Am Sonntagabend brennen auf dem Marienplatz Kerzen. Sie sind ein Zeichen, dass die Coronatoten nicht vergessen sind. Deutschlandweit verbreitet sich die Idee im Netz mit dem Hashtag #coronatotesichtbarmachen.

Lokales: Christine Bilger (ceb)

Stuttgart - Es ist keine Initiative. Es ist keine feste Veranstaltung. Es ist einfach nur eine Idee, ein Zeichen zu setzen: Mit dieser Haltung treffen sich seit Jahresanfang in Stuttgart mal am Schillerplatz mal am Marienplatz sonntagabends Menschen und zünden Kerzen an, die ein helles Zeichen der Erinnerung sein sollen an all jene, die in der Coronapandemie in Deutschland bislang gestorben sind. Ein Toter, eine Kerze – das geht bei mehr als 60 000 Menschen, die seit Beginn der Pandemie ihr Leben verloren haben, schon lange nicht mehr. Deswegen steht die Zahl auf einem Schild.

 

In Berlin dürfen die Kerzen stehenbleiben

„Ich hab einen Anruf aus Berlin bekommen, dort gab es das schon längst“, sagt der Journalist Joe Bauer. Also suchte er ein paar Leute, die mitzogen.
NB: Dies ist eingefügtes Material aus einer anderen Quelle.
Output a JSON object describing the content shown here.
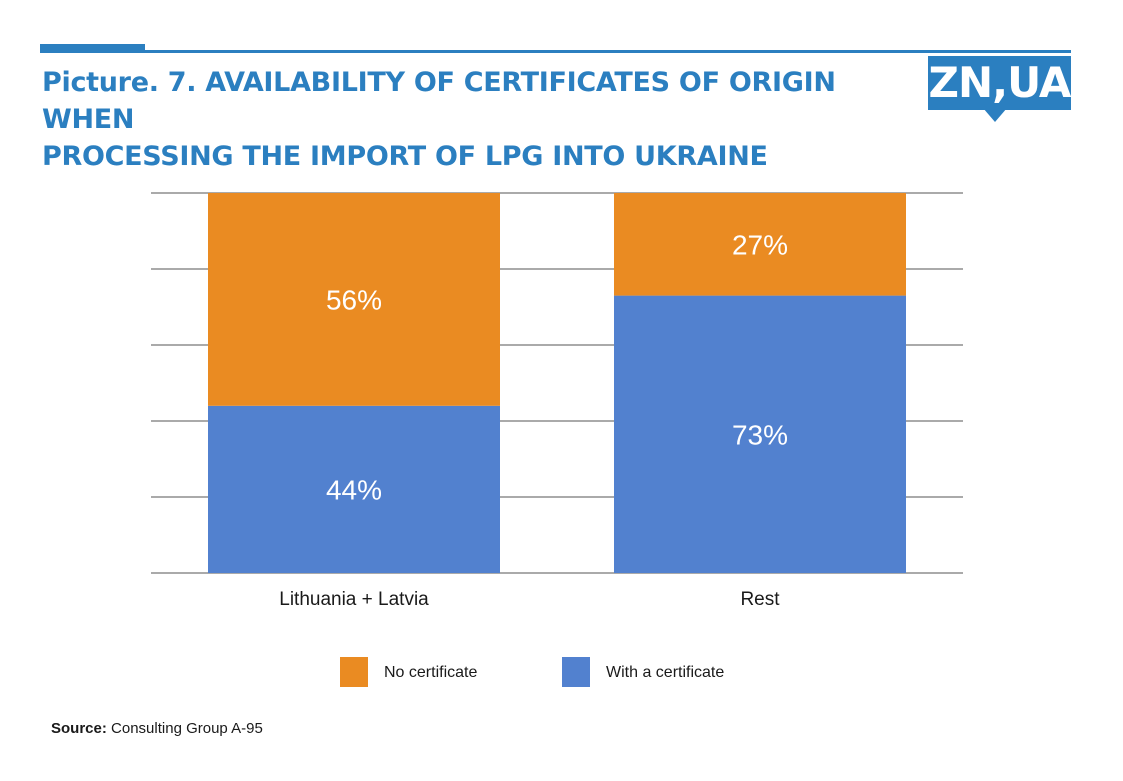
{
  "header": {
    "title_line1": "Picture. 7. AVAILABILITY OF CERTIFICATES OF ORIGIN WHEN",
    "title_line2": "PROCESSING THE IMPORT OF LPG INTO UKRAINE",
    "logo_text": "ZN,UA"
  },
  "footer": {
    "source_label": "Source:",
    "source_text": "Consulting Group A-95"
  },
  "colors": {
    "accent": "#2b7fc0",
    "no_certificate": "#ea8b22",
    "with_certificate": "#5281cf",
    "gridline": "#555555"
  },
  "chart_data": {
    "type": "bar",
    "stacked": true,
    "categories": [
      "Lithuania + Latvia",
      "Rest"
    ],
    "series": [
      {
        "name": "With a certificate",
        "values": [
          44,
          73
        ],
        "labels": [
          "44%",
          "73%"
        ]
      },
      {
        "name": "No certificate",
        "values": [
          56,
          27
        ],
        "labels": [
          "56%",
          "27%"
        ]
      }
    ],
    "legend": [
      "No certificate",
      "With a certificate"
    ],
    "legend_position": "bottom",
    "ylim": [
      0,
      100
    ],
    "grid": true,
    "title": "",
    "xlabel": "",
    "ylabel": ""
  }
}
Denn es war seiner Meinung nach nicht in Ordnung, dass Stuttgart fehlte. Am Schillerplatz fingen sie an. „Beim ersten Mal hat es geregnet, da konnten wir unterstehen.“ Inzwischen ist der Marienplatz der Ort, wo am Sonntagabend die Kerzen brennen neben der erschreckend großen Zahl. „Aber es ist ja nicht an einen Ort oder eine Gruppe gebunden. Wenn jemand auf dem Hallschlag auch Kerzen anzünden will, ist das auch gut“, sagt Bauer. Die Erinnerungsstelle muss am nächsten Tag abgeräumt werden und ist bei der Stadt angemeldet. Wie in Berlin, wo die Kerzen dauerhaft stehen, diese Form der Erinnerung sei in Stuttgart nicht möglich.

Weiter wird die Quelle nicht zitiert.